Bisikletin üzerinde Shimano 600 Tricolor (6400) set hakim. Arka, ön aktarıcı, fren kolları, aynakol 6400. Vites kolunun biri farklı biri farklı. Bu bisiklet 6400'ün STI kolları ile piyasaya sürülmüş, yani büyük ihtimal STI kollar sökülerek bu hale getirilmiş. Yine Shimano 600 göbekli Matrix Titan-Tour çemberli jantlar sökülmüş üzerinden. Çöp bir ruble var. Orijinalinde Trek System 2 olan sele borusu, gidon ve boğaz sökülmüş. Gidon 3T Forma, boğaz 3T Potdium takılmış (bu konuda şanslıyım), Sele borusu KTM, alakasız bir parça.

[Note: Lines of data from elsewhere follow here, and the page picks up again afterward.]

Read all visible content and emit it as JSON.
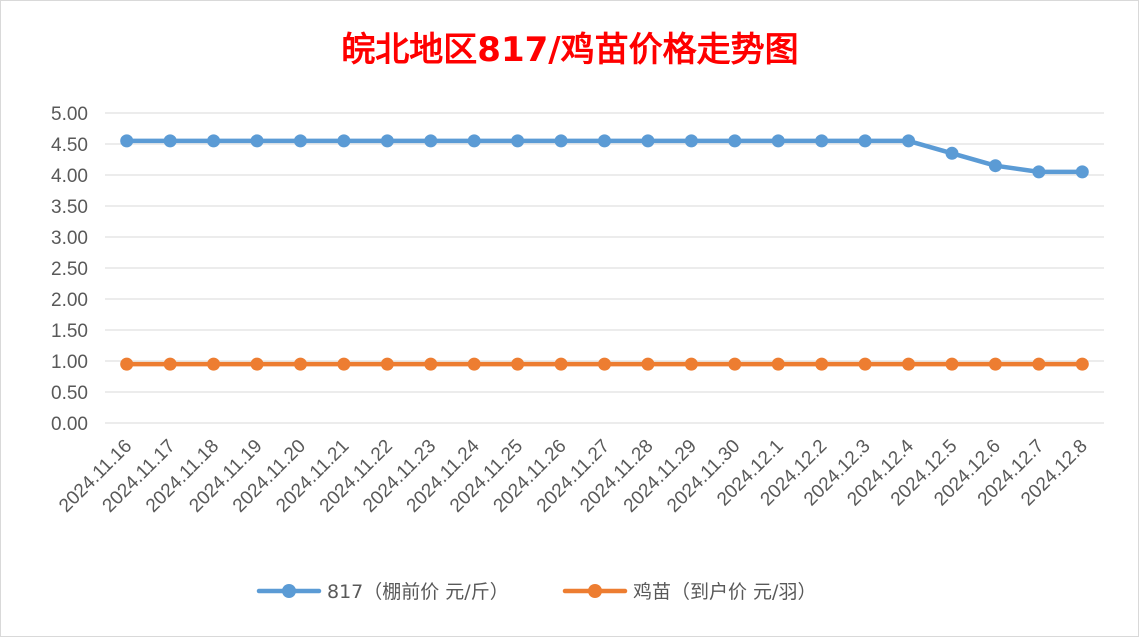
{
  "chart_data": {
    "type": "line",
    "title": "皖北地区817/鸡苗价格走势图",
    "xlabel": "",
    "ylabel": "",
    "categories": [
      "2024.11.16",
      "2024.11.17",
      "2024.11.18",
      "2024.11.19",
      "2024.11.20",
      "2024.11.21",
      "2024.11.22",
      "2024.11.23",
      "2024.11.24",
      "2024.11.25",
      "2024.11.26",
      "2024.11.27",
      "2024.11.28",
      "2024.11.29",
      "2024.11.30",
      "2024.12.1",
      "2024.12.2",
      "2024.12.3",
      "2024.12.4",
      "2024.12.5",
      "2024.12.6",
      "2024.12.7",
      "2024.12.8"
    ],
    "ylim": [
      0,
      5
    ],
    "yticks": [
      "0.00",
      "0.50",
      "1.00",
      "1.50",
      "2.00",
      "2.50",
      "3.00",
      "3.50",
      "4.00",
      "4.50",
      "5.00"
    ],
    "grid": true,
    "legend_position": "bottom",
    "series": [
      {
        "name": "817（棚前价 元/斤）",
        "color": "#5b9bd5",
        "values": [
          4.55,
          4.55,
          4.55,
          4.55,
          4.55,
          4.55,
          4.55,
          4.55,
          4.55,
          4.55,
          4.55,
          4.55,
          4.55,
          4.55,
          4.55,
          4.55,
          4.55,
          4.55,
          4.55,
          4.35,
          4.15,
          4.05,
          4.05
        ]
      },
      {
        "name": "鸡苗（到户价 元/羽）",
        "color": "#ed7d31",
        "values": [
          0.95,
          0.95,
          0.95,
          0.95,
          0.95,
          0.95,
          0.95,
          0.95,
          0.95,
          0.95,
          0.95,
          0.95,
          0.95,
          0.95,
          0.95,
          0.95,
          0.95,
          0.95,
          0.95,
          0.95,
          0.95,
          0.95,
          0.95
        ]
      }
    ]
  }
}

Karşıma çıkacak parçalar ne yönde ilerleyeceğimi belirleyecek. Malum vintage parçalar bulmak sıkıntılı bir süreç. 600 seti tamamlayıp devam edebilirim, Döneminin Duraace setlerini kovalayabilirim. Yada güncel bir Sram set bulup neovintage bir çalışma yapabilirim.
Kadronun durumuna gelirsek. Boya genel olarak güzel olsa da renk olarak beni hiç açmıyor. Bu modelde beni bağlayan o metalin parlaklığı ile karbonun siyahının bir araya gelmesi. Karbon borular üzerinde de vernik kalkmaları mevcut. Boyayı söküp alüminyumu parlatacağım. 50 gr hafifleyeceğine ideaya girebilirim
Coppi'ye göre daha pahalı parçaların kullanacağı bir proje olacağı için tamamlanma uzun bir zamana yayılacak gibi.
Daha önce görüp beğendiğim Tyson's Bicycle Museum'un koleksiyonundaki bisiklet. Boya olarak istediğim de bu.